FRANCE 5 – VENDREDI 29 NOVEMBRE À 22 H 55 – DOCUMENTAIRE
De Lillebonne à Stockholm, et retour. Dans Annie Ernaux. Je suis née quelque part, il s’agit pour la réalisatrice Coralie Miller de retracer le parcours qui a mené l’écrivaine, née Duchesne, de la petite ville de Seine-Maritime où elle a vu le jour, en 1940, jusqu’à la capitale suédoise où elle a reçu, en 2022, le prix Nobel de littérature. Mais aussi de ramener dans sa Normandie natale celle qui, à 22 ans, jurait à son journal de « venger [sa] race » par l’écriture.

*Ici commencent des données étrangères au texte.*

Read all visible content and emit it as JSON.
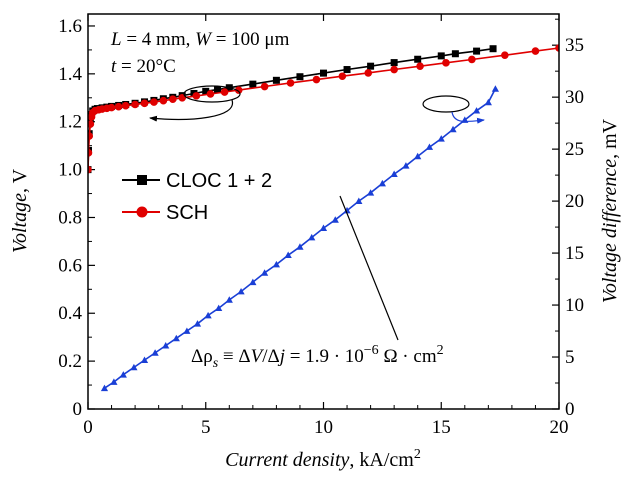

Le pèlerinage a eu lieu en septembre 2023, à l’occasion d’un festival littéraire. Les images de l’enfant prodige revenant là où elle avait vécu, avant que la famille ne parte s’installer non loin, à Yvetot, structurent le documentaire au côté d’un entretien avec l’autrice dans son salon de Cergy et d’archives retraçant à la fois sa carrière et l’histoire collective dans laquelle sa vie s’est inscrite (bombardements de la seconde guerre mondiale, luttes féministes et anticolonialistes…). Aux mots qu’elle prononce en interview répondent des extraits de ses livres, depuis Les Armoires vides (Gallimard, 1974) jusqu’à Mémoire de fille (Gallimard, 2016).
« Venger [sa] race », donc, ainsi qu’elle le répète, soixante ans plus tard, dans son discours de Stockholm. Mais de quelle « race » s’agit-il ? Celle des pauvres qui « n’ont pas une mémoire très lointaine », faute d’avoir « jamais possédé la terre » ; celle de son grand-père qui « ne sait ni lire ni écrire, et c’est la définition qu’on donne de lui ».

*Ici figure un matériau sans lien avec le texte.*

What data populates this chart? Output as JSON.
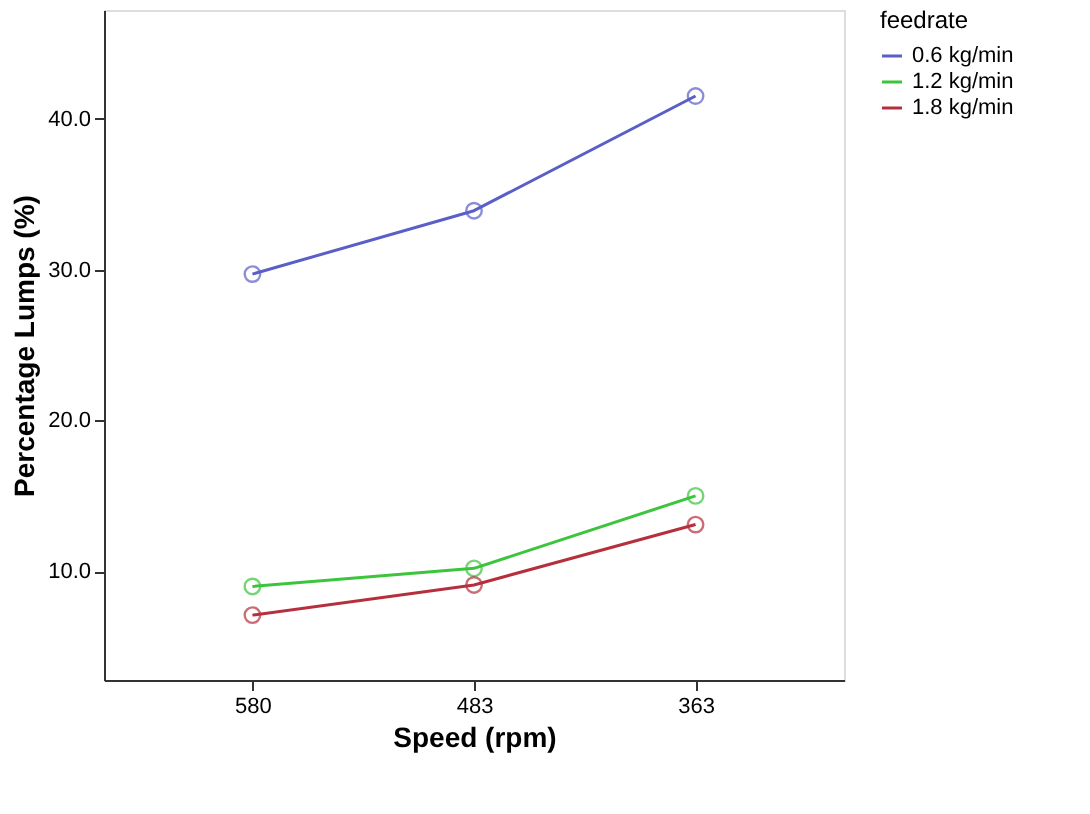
{
  "chart_data": {
    "type": "line",
    "xlabel": "Speed (rpm)",
    "ylabel": "Percentage Lumps (%)",
    "legend_title": "feedrate",
    "categories": [
      "580",
      "483",
      "363"
    ],
    "series": [
      {
        "name": "0.6 kg/min",
        "color": "#5a5fc8",
        "values": [
          29.7,
          33.9,
          41.5
        ]
      },
      {
        "name": "1.2 kg/min",
        "color": "#3cc43c",
        "values": [
          9.0,
          10.2,
          15.0
        ]
      },
      {
        "name": "1.8 kg/min",
        "color": "#b5303c",
        "values": [
          7.1,
          9.1,
          13.1
        ]
      }
    ],
    "ylim": [
      2.8,
      47.2
    ],
    "yticks": [
      {
        "value": 10,
        "label": "10.0"
      },
      {
        "value": 20,
        "label": "20.0"
      },
      {
        "value": 30,
        "label": "30.0"
      },
      {
        "value": 40,
        "label": "40.0"
      }
    ],
    "grid": false,
    "legend": "top right",
    "marker": "circle",
    "line_style": "solid"
  }
}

Difficulté à parler en public
Les parents d’Annie Ernaux, Alphonse et Blanche, se sont un peu élevés sur l’échelle sociale en tenant un café-épicerie. « Ils passaient de l’autre côté en devenant patron, patronne, mais ils n’ont pas quitté le monde des ouvriers », note leur fille, poussée à faire des études par sa mère qui avait « une grande admiration pour les enseignants, les écrivains ».
« J’ai été élevée dans l’idée de l’égalité », souligne celle qui l’a tout autant été dans le catholicisme (« J’ai pris la religion très au sérieux »), et qui a été profondément marquée par la « dissociation » entre le langage de l’école (privée) et celui de la maison. Elle voit là l’origine d’une difficulté à parler en public, qui fait de l’écriture son « truchement de communication naturel ».
Je suis née quelque part se concentre essentiellement sur les vingt-cinq premières années de sa vie, terreau de son œuvre – l’enfance évoquée dans La Place, La Honte (Gallimard, 1983 et 1997) ou encore L’Autre Fille (Nil, 2011) ; le dépucelage par un viol, raconté dans Mémoire de fille ; l’avortement des Armoires vides et de L’Evénement (Gallimard, 2000)…
Les lecteurs fervents d’Ernaux n’apprendront probablement pas grand-chose à son propos dans ce documentaire empli d’empathique admiration. Mais le film a ceci d’intéressant qu’il semble, en écho à l’œuvre de l’écrivaine, une réflexion sur le temps, nourrie par les images de l’autrice à différents âges de sa vie. La dernière scène la voit, en novembre 2023, au premier « contre-salon des vieux », où, âgée de 83 ans, elle évoque le vertige de son âge et assure qu’elle n’a « plus rien à dire ». Cela ne veut pas dire « plus rien à écrire ».
Annie Ernaux. Je suis née quelque part, portrait documentaire de Coralie Miller (Fr., 2024, 52 min). Diffusé sur France 5 et disponible en replay sur France.tv.